[it wire] Since 2007, on behalf of EMC, IDC has been attempting to estimate and forecast the amount of digital information created and replicated each year: it puts this at 1.2 zettabytes (10 raised to the power or 21 bytes) in 2010 and expects it to grow to 35 zettabytes by 2020. That's 35 trillion gigabytes.
If this were not problem enough, IDC predicts that this digital information will be produced in every smaller packages - files, images, record etc: the entities that actually give this data some meaning. It predicts that the number of 'data entities' to be managed will grow twice as fast as the number of bits, to be 67 times their current volume by 2020, some 25 quintillion 'data containers'. One quintillion being 10 to the power of 30.

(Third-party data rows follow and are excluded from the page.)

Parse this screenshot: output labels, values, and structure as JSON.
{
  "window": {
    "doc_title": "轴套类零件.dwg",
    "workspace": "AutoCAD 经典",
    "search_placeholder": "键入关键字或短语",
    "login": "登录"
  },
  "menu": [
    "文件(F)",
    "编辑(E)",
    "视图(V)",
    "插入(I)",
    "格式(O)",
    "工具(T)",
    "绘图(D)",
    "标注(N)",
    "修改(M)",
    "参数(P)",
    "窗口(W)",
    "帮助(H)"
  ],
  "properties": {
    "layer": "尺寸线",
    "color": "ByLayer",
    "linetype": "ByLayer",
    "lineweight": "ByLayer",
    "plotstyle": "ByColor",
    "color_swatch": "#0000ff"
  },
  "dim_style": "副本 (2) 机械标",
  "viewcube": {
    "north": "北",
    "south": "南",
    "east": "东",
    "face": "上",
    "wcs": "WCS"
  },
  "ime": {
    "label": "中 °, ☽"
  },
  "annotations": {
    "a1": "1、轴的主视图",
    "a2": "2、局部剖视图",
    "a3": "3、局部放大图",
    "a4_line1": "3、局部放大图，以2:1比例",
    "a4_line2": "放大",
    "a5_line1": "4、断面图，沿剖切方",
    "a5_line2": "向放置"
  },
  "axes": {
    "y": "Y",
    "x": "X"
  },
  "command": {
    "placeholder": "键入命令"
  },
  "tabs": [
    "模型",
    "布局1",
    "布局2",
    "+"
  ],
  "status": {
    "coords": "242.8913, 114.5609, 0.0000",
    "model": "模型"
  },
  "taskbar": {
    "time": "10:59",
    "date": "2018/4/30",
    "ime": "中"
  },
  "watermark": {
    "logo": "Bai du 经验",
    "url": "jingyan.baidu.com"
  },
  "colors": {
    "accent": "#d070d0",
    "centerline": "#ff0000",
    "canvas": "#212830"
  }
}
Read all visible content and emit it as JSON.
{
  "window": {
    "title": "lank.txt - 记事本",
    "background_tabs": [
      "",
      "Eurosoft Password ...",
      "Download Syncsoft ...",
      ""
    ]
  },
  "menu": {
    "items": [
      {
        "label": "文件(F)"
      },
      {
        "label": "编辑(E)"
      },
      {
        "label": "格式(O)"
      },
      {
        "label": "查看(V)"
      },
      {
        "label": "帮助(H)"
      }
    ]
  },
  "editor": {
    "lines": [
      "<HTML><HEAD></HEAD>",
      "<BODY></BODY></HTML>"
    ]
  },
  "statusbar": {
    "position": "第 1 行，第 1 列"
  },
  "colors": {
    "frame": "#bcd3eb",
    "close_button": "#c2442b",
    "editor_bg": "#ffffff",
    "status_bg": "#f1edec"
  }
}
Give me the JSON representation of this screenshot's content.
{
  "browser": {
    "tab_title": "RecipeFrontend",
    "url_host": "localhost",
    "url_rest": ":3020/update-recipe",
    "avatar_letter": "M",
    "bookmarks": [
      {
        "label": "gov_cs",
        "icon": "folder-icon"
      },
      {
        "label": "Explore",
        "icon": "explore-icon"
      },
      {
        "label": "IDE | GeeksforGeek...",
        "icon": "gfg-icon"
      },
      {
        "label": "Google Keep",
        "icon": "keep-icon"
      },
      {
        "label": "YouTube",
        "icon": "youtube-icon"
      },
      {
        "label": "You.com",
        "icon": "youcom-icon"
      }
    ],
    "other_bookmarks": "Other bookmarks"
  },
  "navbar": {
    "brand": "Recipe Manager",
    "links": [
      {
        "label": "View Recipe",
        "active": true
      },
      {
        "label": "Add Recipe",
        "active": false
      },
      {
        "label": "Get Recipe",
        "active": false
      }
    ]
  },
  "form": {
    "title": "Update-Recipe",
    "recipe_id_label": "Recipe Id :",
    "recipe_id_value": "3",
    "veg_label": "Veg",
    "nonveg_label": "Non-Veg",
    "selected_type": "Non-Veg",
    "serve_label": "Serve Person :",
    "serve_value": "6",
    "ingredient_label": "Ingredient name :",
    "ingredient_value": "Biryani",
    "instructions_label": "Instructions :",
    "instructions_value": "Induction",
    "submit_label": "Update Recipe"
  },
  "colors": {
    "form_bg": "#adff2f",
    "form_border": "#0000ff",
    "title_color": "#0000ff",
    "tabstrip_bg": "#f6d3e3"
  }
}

The practical impact of these eye-watering statistics, IDC says, is that we will need new search and discovery tools. "Most of the Digital Universe is unstructured data (for example, images and voice packets). We will need new ways to add structure to unstructured data, to look inside the information containers and recognise content such as a face in a security video. In fact, the fastest-growing category in the Digital Universe is metadata, or data about data."
Deciding what to do with all this information, and securing it will present new headaches, IDC says. "We'll need to classify [information] by importanc: know when to delete it, and predict which information we will need in a hurry. How will we follow the growing number of government and industry rules about retaining records, tracking transactions, and ensuring information privacy?"